The 24-hour channel – which was launched six years ago and reaches 15 million people in Russia, the CIS, the Baltic States and Israel by cable and satellite – is known for its independent reporting, openness, high professional standards and high-quality on-air hosts.

A nominee for this year’s Eutelsat TV Award recognizing quality satellite television channels in the “Culture and Documentaries” category, Sovershenno Sekretno TV specializes in documentaries, talk shows and interviews on burning issues related to political, cultural and economic life in present day Russia and throughout the country’s history. It is part of the independent Russian media company of the same name founded by prominent investigative journalist Artyom Borovik, who died in 2000 in an air crash under mysterious and as-yet-unexplained circumstances. The company is now run by Borovik’s widow, Veronika Borovik-Khilchevskaya.

Sovershenno Sekretno TV is broadcast in Russia via cable networks owned by state-owned telecommunication provider Rostelecom, which is close to the Kremlin and which has been mentioned in the Russian media more than once in connection with a series of corruption scandals.

The present contract between the two is scheduled to end at the close of 2014, but Rostelecom in August sent a letter to the channel’s management indicating that the contract would be terminated as of March 2013. Borovik-Khilchevskaya at a press conference on Tuesday in Moscow pointed to what she termed a “strange reluctance” by Rostelecom management to negotiate a new contract.

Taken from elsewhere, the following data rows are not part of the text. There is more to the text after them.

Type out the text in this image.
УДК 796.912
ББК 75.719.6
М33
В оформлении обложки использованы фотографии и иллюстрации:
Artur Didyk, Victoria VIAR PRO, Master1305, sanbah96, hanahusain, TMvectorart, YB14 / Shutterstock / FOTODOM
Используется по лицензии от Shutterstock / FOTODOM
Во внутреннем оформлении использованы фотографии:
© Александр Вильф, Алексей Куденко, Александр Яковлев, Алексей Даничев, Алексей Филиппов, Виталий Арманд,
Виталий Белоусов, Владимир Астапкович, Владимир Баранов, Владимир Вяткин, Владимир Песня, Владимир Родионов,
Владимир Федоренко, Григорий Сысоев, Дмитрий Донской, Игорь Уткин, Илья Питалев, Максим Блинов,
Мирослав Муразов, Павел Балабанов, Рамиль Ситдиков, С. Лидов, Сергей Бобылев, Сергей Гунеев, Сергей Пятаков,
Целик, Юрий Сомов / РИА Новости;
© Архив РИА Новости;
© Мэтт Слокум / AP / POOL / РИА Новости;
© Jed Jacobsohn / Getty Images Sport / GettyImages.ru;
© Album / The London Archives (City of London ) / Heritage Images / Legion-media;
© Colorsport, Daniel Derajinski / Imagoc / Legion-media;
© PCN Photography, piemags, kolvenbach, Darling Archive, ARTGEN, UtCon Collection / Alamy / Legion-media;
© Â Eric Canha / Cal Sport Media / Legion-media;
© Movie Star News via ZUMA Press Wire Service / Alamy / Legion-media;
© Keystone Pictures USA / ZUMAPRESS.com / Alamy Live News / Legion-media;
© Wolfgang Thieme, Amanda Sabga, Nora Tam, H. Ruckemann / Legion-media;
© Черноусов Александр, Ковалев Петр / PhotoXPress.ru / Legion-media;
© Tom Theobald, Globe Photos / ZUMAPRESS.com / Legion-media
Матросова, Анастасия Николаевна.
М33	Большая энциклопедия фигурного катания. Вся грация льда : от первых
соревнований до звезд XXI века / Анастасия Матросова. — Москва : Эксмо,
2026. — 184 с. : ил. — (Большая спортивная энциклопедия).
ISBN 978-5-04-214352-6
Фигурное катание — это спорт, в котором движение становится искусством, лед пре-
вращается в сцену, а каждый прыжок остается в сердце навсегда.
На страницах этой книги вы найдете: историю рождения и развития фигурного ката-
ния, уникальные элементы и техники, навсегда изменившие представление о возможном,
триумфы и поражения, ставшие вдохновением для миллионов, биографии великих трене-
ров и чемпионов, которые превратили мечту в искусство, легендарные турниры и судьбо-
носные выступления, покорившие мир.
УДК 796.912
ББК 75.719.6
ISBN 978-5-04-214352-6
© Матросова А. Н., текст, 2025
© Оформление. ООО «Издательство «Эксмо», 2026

According Eteri Leviyeva, Sovershenno Sekretno TV’s general producer, high-ranking Rostelecom representatives told her privately that “big shots” in the administration of President Vladimir Putin were behind the decision. She recounted past instances in which she received phone calls from individuals at the Attorney General’s office or close to the Kremlin who expressed anger at the channel’s programming.

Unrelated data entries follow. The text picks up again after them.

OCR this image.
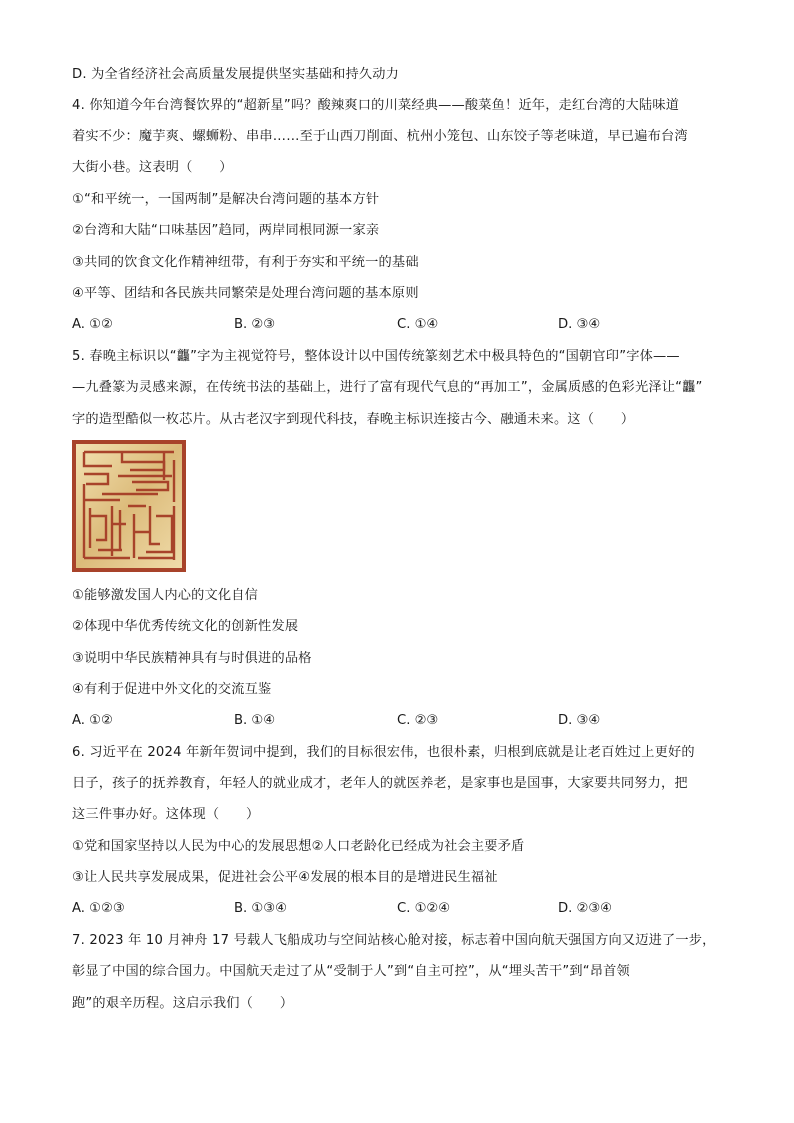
D. 为全省经济社会高质量发展提供坚实基础和持久动力
4. 你知道今年台湾餐饮界的“超新星”吗？酸辣爽口的川菜经典——酸菜鱼！近年，走红台湾的大陆味道
着实不少：魔芋爽、螺蛳粉、串串……至于山西刀削面、杭州小笼包、山东饺子等老味道，早已遍布台湾
大街小巷。这表明（　　）
①“和平统一，一国两制”是解决台湾问题的基本方针
②台湾和大陆“口味基因”趋同，两岸同根同源一家亲
③共同的饮食文化作精神纽带，有利于夯实和平统一的基础
④平等、团结和各民族共同繁荣是处理台湾问题的基本原则
A. ①②	B. ②③	C. ①④	D. ③④
5. 春晚主标识以“龘”字为主视觉符号，整体设计以中国传统篆刻艺术中极具特色的“国朝官印”字体——
—九叠篆为灵感来源，在传统书法的基础上，进行了富有现代气息的“再加工”，金属质感的色彩光泽让“龘”
字的造型酷似一枚芯片。从古老汉字到现代科技，春晚主标识连接古今、融通未来。这（　　）
①能够激发国人内心的文化自信
②体现中华优秀传统文化的创新性发展
③说明中华民族精神具有与时俱进的品格
④有利于促进中外文化的交流互鉴
A. ①②	B. ①④	C. ②③	D. ③④
6. 习近平在 2024 年新年贺词中提到，我们的目标很宏伟，也很朴素，归根到底就是让老百姓过上更好的
日子，孩子的抚养教育，年轻人的就业成才，老年人的就医养老，是家事也是国事，大家要共同努力，把
这三件事办好。这体现（　　）
①党和国家坚持以人民为中心的发展思想②人口老龄化已经成为社会主要矛盾
③让人民共享发展成果，促进社会公平④发展的根本目的是增进民生福祉
A. ①②③	B. ①③④	C. ①②④	D. ②③④
7. 2023 年 10 月神舟 17 号载人飞船成功与空间站核心舱对接，标志着中国向航天强国方向又迈进了一步，
彰显了中国的综合国力。中国航天走过了从“受制于人”到“自主可控”，从“埋头苦干”到“昂首领
跑”的艰辛历程。这启示我们（　　）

Leviyeva said that “big shots” were unhappy about coverage of conflict between Russia and Georgia, and about protests that preceded and followed elections in Russia. In 2011, Svetlana Bakhmina, a former legal executive with the now-defunct Russian oil company Yukos who was sent to prison for alleged tax fraud and embezzlement at the company, was a guest on the channel’s show “The Right to Freedom” in her first television appearance following her 2009 release from prison.

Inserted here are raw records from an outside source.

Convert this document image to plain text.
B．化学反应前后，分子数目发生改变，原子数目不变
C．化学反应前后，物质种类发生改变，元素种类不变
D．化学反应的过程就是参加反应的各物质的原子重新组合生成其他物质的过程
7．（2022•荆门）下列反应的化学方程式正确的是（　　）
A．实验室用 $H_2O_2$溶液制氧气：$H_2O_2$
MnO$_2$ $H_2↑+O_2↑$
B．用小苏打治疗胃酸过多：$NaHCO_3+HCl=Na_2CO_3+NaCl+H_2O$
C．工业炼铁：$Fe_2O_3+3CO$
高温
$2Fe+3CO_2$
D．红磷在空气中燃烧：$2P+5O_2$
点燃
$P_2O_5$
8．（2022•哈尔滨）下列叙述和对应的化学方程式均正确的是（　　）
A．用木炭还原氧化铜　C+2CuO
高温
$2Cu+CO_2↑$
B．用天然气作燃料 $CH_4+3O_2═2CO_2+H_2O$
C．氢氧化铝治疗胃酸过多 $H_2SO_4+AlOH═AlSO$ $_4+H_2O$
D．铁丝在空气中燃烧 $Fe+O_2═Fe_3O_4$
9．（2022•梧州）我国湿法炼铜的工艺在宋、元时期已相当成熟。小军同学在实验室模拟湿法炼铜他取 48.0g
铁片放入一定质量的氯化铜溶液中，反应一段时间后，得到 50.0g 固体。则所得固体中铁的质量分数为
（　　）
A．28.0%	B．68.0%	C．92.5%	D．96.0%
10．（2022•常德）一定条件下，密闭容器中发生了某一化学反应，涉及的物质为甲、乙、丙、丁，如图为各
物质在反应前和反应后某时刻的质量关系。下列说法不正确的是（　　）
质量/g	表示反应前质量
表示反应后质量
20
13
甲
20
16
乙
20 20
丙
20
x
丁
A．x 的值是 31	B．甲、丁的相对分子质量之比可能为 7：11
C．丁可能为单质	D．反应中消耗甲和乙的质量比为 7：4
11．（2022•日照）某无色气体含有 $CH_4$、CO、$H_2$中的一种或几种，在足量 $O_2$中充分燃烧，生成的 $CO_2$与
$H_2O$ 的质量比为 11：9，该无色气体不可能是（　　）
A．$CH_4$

Leonid Velekhov, one of the channel’s most popular hosts, whose shows have reportedly come under “special attention” by the channel’s high-level critics, pointed out that Sovershenno Sekretno TV’s mission was to reach out to its audience rather than represent the political opposition. Noting that guests of his show “Political Cuisine” included some of the brightest Russian intellectuals, historians, writers and politicians of different views, he said the channel’s closure would not only deprive open-minded and respected personalities of the possibility to express their views and ideas before a large audience, but also deny the channel’s 15 million viewers the chance to hear and learn about those guests’ ideas.

Top representatives of Rostelecom were reluctant to comment on the situation, but when pressed by local journalists they reportedly attributed the decision to “household difficulties” of their corporation “restructuring its economy”, saying the decision was not personal but “just business”.

Galina Sidorova, chair of the Executive Board of the International Press Institute (IPI), and a former editor-in-chief of the monthly Sovershenno Sekretno magazine, commented: “The potential closure of this independent, highly-professional and popular Russian TV channel, which was recently nominated for the Eutelsat TV 2012 award, reflects the desire of the Putin regime to eliminate from society not only public discussion, but even thinking. The Kremlin seems to be introducing a new fashion in dealing with the free media – to rule indirectly using ‘economic reasons’ and ‘toy’ business companies. The ‘new rule’ seems to perfectly suit the present administration – which stays, as it were, uninvolved in silencing independent voices – and its corrupted ‘toy businesses’, which do this unpleasant job and thus buy the right to steal in exchange for their loyalty. It definitely doesn’t serve the interests of society”.